Thursday, December 20, 2007
Ten sins you can control with customer relationship management:
- "I don't know." Customers expect you to know something about the products and services you sell. If you really can't answer a customer's questions, instead of saying, "I don't know," adding four essential words to the sentence, 'but, I'll find out' will make a huge difference.
- "I don't care." When your attitude, conversation, or appearance makes it clear you'd rather be somewhere else, they'll find themselves wishing the same thing.
- "I can't be bothered." Actions really do speak louder than words. Believe it. If your conversation with a co-worker or an obviously personal phone call takes precedence over a customer, your customer will be annoyed and rightfully so.
- "I don't like you." Customers are sensitive to attitudes that subtly or overtly say, "You're a nuisance, please go away." The more aggressively obnoxious your behavior, the more memorable it will be for your customer, for all the wrong reasons.
- "I know it all." When you jump in with a solution or comment before a customer has finished explaining his or her problem or questions, that's being pushy.
- "You don't know anything." There are no dumb questions only dumb answers. When you rudely or insensitively cut off, put down or demean customers for having a confused or wrong idea, you slam the door in their face.
- "We don't want your kind here." Every customer is an individual who deserves to be treated with courtesy and respect. Your attitudes show in ways you may never even suspect.
- "Don't come back." The purpose of serving customers well is to convince them to come back again and again. The easiest way to discourage that is t o make it clear in words or actions that they're an inconvenience in your day that you'd just as soon be rid of once and for all. Thanking customers for their patronage and loyalty builds a relationship that can grow and mature.

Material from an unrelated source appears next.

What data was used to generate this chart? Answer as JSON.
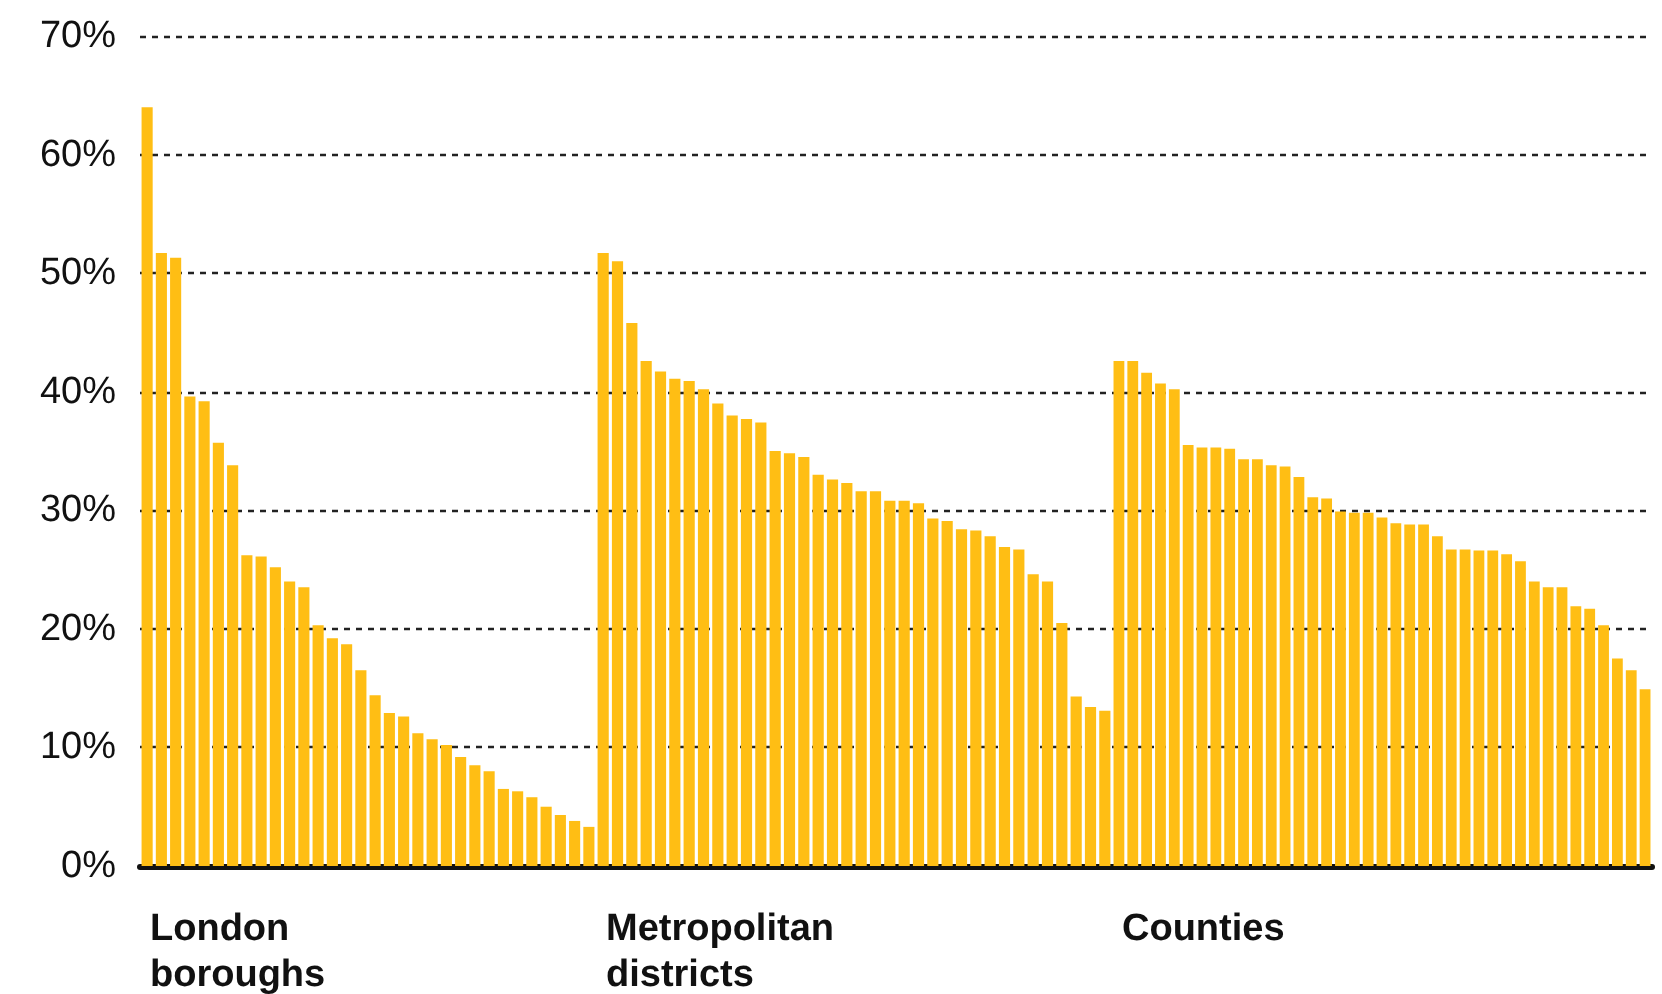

- "I'm right and you're wrong." One of the easiest traps to fall into is arguing with a customer over something that really is more a point of personal pride than professional service. Customers are not always right, of course, but it doesn't cost you anything to give them the benefit of the doubt.
- "Hurry up and wait." More than any other variable, time, and the lack of it, is the number one obsession for people today. Everyone starts with only twenty-four hours a day; no on wants to waste a minute of it, whether waiting for something to take place or being forced into a hasty decision that they'll sooner or later come to regret. Respect your customer's time and you'll find they respect you in return.